I still remember your names. I handled the goodbyes well in the moment. I became distracted with other things after the goodbyes. I poured myself into being thankful for the consistent child in my life and my husband. But when one of you arrived again, I worked hard making sure you were hugged if you wanted to be hugged, you were taught how to brush your teeth if you needed to, and reminded you to always keep your shoes tied. I made sure you knew what love was.
I went and learned how to braid hair so I knew how to treat hair that was different than mine. I worked with kids that had probably experienced more horror then I ever could imagine, in fact, I can't or won't try to imagine. I gave hugs, a lot. I changed diapers, a lot. I woke up in the middle of the night because of night terrors, a lot. You all taught me so very much and I will never forget you.
Some of you won't even remember I was there at all. I hope you will never forget what it felt like to be a princess or a prince at our castle even if you don't remember me. Your foster brother loved you deeply at the age of 3. Your foster father worked a lot and rarely got to say goodbye to you but he supported me, which empowered me to support you.
Thank you babies that are probably nearing the age of 12 or more. You may not remember us but we remember you. I think what I meant to say the other day when I was asked about being a foster mom was "I miss them." I know I am not suppose to miss you but I do, a lot.

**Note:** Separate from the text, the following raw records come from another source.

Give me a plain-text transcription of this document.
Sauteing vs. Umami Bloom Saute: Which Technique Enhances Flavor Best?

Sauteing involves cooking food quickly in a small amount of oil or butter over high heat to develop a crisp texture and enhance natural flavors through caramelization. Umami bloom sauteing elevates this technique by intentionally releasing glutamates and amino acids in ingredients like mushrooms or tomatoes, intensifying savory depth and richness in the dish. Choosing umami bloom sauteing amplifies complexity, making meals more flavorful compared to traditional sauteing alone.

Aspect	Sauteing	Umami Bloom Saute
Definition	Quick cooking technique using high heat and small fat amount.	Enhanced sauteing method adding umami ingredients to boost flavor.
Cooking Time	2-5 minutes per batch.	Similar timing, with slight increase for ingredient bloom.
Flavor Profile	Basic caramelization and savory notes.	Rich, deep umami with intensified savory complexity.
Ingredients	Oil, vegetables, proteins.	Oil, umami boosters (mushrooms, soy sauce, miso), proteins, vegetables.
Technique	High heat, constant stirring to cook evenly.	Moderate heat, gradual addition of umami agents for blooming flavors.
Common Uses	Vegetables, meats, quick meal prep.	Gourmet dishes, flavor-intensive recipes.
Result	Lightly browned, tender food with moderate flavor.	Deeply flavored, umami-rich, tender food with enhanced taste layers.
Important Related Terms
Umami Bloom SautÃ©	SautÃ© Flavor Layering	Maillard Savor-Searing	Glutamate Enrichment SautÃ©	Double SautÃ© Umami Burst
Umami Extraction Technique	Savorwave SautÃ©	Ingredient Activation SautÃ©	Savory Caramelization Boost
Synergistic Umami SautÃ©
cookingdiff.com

I miss you so very much. I am still praying for you even though it has been around 10 years since we have said goodbye, for probably forever, to you. Even the difficult ones,some of you were a challenge and stretched me, are missed. I pray for all of you and the people in your life. I pray for the life you are living. I pray for your safety. I pray for your past. I pray for those you chose to date and that they realize you are a blessing to be around. I pray for you future. I pray colleges to grant you acceptance and appreciate the journey in life you have been through can make you stronger in life because I know all of you even at 3 days old were strong.
I hope through it all, you know this, I love you.
Loved you then, Still, and Always,
P.S. You may not remember me but I miss you very much. You will always have a piece of my heart. We weren't your forever home but you will be forever in my heart.